The nursery crew has done a good job. Sore muscles and tanned necks are the prices they've paid to pull almost 200,000 trees out of the nursery soil today.
A species for every use
Early on, when growing trees was still a unique idea, Norway spruce, red pine, white pine, European larch, Scotch pine and black locust dominated the distribution. Shrubs and hardwoods became important as landowner interest turned to wildlife habitat. A focus on producing endemic trees led to the current interest in native Wisconsin species.
Conifers have always been the most sought after seedlings by both private and public landowners. Red pine, white pine, jack pine and white spruce are the most popular choices for windbreaks, pulp, fiber and lumber. Tamarack, hemlock, black spruce and white cedar have never been largely important for wood products, other than for posts, poles, shingles or some pulp, but they have grown more important as interest turns to recovering former wetland forest sites. Conifers also provide feeding, nesting and winter cover for invertebrates, songbirds, and small and large mammals.
Hardwoods make up a smaller portion of tree orders. The reasons to plant them vary from landowner to landowner. Bigtooth and quaking aspen, and cottonwood are fast growing trees that provide wildlife browse, and pulp and paper fiber. Yellow and white birch, black cherry, red oak, sugar maple and walnut have beautiful grains that can be used for veneer, flooring, finish work and gun stocks. The white, bur and swamp white oaks, hickory, hackberry and basswood provide lumber for finish work and flooring, but they also supply railroad ties, tool handles and furniture.
Another use, becoming more important, is fuel wood. All wood can be burned, but some species, especially oaks, hard maple, hickory and cherry provide higher BTU's than most. Many of these hardwoods also provide wildlife cover and food. Acorns, hickory nuts, walnuts and cherries fill many bellies. And some of the more overlooked, but important aspects of hardwoods, are the aesthetic qualities they provide.

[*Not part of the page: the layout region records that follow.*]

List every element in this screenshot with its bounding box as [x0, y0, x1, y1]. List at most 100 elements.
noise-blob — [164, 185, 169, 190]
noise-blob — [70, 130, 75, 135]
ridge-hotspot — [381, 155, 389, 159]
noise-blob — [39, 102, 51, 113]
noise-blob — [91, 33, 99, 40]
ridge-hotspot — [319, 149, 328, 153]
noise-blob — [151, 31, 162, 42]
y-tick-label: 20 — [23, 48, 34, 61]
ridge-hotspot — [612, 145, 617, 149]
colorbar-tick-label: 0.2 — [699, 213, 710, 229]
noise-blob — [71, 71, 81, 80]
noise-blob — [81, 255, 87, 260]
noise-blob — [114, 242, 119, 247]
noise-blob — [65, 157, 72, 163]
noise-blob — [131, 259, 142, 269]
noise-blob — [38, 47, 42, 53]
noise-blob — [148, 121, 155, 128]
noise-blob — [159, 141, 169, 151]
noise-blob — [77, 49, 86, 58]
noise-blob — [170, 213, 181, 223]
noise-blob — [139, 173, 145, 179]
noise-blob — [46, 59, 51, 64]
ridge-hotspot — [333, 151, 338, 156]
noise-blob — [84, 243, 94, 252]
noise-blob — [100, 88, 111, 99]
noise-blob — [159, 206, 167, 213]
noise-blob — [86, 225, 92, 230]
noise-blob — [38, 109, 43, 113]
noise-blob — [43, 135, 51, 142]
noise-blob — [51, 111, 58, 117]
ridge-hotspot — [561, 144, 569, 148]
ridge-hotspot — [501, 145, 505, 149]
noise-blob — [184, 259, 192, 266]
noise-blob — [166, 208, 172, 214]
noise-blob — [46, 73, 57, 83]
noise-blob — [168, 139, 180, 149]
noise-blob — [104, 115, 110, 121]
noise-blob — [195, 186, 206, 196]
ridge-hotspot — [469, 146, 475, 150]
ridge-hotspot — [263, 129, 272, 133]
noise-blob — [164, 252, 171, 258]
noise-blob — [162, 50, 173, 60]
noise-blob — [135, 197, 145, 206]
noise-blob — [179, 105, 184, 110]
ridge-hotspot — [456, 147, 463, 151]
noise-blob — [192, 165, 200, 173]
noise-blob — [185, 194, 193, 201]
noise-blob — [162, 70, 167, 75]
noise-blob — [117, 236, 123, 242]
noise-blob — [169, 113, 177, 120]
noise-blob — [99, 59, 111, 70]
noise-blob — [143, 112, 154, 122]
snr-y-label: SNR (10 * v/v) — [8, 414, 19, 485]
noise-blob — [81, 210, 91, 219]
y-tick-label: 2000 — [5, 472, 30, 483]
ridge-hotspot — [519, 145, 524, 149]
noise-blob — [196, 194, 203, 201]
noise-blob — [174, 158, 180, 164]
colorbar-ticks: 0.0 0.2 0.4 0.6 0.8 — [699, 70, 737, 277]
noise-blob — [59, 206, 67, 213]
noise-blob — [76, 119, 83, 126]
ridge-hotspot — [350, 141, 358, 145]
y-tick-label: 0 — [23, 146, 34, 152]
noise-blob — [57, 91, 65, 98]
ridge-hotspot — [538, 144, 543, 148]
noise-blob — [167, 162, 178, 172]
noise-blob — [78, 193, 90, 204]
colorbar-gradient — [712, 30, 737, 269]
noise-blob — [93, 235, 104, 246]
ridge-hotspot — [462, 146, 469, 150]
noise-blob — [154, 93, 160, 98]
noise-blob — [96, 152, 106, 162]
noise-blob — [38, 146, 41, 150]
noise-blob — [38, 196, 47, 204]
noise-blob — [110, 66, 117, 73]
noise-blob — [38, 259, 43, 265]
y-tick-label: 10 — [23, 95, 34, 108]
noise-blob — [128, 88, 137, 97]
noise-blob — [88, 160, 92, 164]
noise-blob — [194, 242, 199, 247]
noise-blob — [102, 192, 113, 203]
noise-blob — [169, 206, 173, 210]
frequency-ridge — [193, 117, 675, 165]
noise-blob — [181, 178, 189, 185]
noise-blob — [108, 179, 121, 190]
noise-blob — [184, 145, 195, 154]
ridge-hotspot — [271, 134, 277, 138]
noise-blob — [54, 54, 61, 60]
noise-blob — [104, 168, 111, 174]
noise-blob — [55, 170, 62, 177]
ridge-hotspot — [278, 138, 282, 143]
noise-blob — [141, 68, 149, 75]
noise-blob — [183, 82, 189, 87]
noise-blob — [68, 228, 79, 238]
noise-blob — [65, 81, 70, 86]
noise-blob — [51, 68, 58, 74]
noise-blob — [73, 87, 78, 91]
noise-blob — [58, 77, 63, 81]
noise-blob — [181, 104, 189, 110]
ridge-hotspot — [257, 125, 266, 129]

It is a special experience to walk through a hardwood forest in mid-autumn when the canopy is in brilliant color.
Shrubs have long provided landowners with another planting option. American plum, hazelnut and Juneberry provide wildlife food. Red-osier and silky dogwoods produce browse for deer and rabbits. Hawthorn, highbush cranberry, ninebark, prairie crab and common winterberry supply some mast, but also nesting and feeding cover for small mammals and songbirds.
All species grown by the state nurseries are important and fill a niche. It is up to landowners to determine their property goals and how to best reach those goals through tree planting.
Jeremiah Auer is an assistant manager of the Griffith State Nursery.